Practising Emptiness
Any tension in your mind, feeling in your emotion, in your desire as wanting to be empty, in your physical feeling heavy from gravity without joy energy to make you light, will appear. Nobody can act. The light-sensitive awareness, you cannot pretend.
Mental tension, emotions, desire to be empty, and physical weight without joyful energy… things which make you feel heavy are constantly appearing. Light, sensitive awareness cannot be faked.
You’re not empty if you feel:
- heavy
- sleepy
- bored
- unsure
- doubtful
- wonder
- mental tension
- confidence
- suffering
- tension around your eyes
- tongue not placed delicately behind your teeth
- parted lips
- corners of mouth falling down
- a fake smile with egotistical intention
- pulling your lips up with muscle power
- desire to hear what is being said around you
- eyebrows pulled together
- the passage of time
- impatience
- curiosity.
You’re not empty if you don’t feel:
- aware of what is being said
- sensitive and joyful
- your body is light and sensitive
- aware of your centre being light and straight
- delicately aware of your fingers.
This is the first meditation discipline. You have to learn to observe if you fall into any of the above situations. When you can purely observe that you’re not experiencing any of them, pure emptiness will appear by itself: you don’t have to search for it.

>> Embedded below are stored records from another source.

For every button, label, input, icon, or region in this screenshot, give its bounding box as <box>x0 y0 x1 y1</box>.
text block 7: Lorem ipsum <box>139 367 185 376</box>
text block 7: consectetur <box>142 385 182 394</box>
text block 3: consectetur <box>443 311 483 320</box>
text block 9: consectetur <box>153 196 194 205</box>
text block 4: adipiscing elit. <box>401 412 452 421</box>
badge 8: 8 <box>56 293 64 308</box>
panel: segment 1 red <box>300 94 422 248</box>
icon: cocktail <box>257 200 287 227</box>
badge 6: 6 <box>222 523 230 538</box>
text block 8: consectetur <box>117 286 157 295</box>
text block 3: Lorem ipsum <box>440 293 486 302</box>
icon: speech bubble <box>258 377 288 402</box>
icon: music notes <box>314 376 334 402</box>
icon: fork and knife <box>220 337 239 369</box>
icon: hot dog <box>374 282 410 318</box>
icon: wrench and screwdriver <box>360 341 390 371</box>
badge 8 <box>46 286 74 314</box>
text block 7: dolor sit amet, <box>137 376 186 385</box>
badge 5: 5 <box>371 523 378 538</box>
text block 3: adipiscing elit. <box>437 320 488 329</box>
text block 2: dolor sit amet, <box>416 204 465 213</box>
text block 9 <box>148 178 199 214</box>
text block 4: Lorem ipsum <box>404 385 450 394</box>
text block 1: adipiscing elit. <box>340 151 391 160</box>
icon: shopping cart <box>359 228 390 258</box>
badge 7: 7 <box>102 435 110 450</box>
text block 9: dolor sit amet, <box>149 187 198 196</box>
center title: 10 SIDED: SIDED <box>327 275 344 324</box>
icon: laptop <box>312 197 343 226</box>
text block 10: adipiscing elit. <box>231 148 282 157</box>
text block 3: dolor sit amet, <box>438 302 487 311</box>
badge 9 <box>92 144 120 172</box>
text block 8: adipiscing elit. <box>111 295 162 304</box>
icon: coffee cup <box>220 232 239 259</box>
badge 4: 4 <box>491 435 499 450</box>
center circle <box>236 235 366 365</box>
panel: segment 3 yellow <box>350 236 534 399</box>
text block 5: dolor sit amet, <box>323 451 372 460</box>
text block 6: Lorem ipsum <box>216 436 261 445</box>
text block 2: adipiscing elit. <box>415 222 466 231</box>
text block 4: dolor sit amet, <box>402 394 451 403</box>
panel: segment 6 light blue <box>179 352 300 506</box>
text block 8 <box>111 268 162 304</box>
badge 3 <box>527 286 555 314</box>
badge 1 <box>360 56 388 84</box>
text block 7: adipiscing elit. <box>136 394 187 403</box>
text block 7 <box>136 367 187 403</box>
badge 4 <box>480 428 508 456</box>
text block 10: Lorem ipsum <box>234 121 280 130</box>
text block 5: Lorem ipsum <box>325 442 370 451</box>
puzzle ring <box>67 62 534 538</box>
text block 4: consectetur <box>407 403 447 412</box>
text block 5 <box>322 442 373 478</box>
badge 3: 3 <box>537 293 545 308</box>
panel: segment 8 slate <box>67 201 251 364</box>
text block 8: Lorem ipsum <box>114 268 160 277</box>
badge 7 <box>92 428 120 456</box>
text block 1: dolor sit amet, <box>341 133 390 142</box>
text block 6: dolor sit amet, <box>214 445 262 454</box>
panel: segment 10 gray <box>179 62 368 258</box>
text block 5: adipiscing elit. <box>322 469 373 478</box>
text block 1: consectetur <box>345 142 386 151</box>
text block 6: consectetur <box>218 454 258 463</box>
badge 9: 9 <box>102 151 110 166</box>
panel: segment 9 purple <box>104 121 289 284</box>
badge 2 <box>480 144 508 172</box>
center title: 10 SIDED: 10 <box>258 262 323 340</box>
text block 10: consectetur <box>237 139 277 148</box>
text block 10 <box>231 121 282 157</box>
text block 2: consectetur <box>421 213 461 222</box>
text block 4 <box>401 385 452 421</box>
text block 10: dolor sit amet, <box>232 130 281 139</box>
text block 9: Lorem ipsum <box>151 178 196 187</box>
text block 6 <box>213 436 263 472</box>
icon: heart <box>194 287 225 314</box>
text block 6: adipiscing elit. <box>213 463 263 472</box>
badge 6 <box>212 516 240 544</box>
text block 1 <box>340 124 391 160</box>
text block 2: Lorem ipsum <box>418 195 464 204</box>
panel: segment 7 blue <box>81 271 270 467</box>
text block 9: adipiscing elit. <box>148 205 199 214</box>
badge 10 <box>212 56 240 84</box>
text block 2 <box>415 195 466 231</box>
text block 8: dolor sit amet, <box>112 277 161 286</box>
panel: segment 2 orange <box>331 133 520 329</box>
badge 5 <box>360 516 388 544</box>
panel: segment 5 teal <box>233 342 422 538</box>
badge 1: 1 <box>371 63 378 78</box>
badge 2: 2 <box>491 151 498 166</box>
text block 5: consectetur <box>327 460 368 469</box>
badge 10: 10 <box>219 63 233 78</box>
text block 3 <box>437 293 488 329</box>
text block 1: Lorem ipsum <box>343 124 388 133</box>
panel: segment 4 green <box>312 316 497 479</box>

You have to practice this discipline a lot – just as you practice Tai Chi a lot – then your body and subconsciousness retains a memory of that light feeling and pure emptiness. Once you have that memory, you can recall it at any time. Being empty, being sharp but not serious, being certain but not aggressive, understanding people without judgement, seeing through them without fear… all this will appear and become a sharply powerful awareness.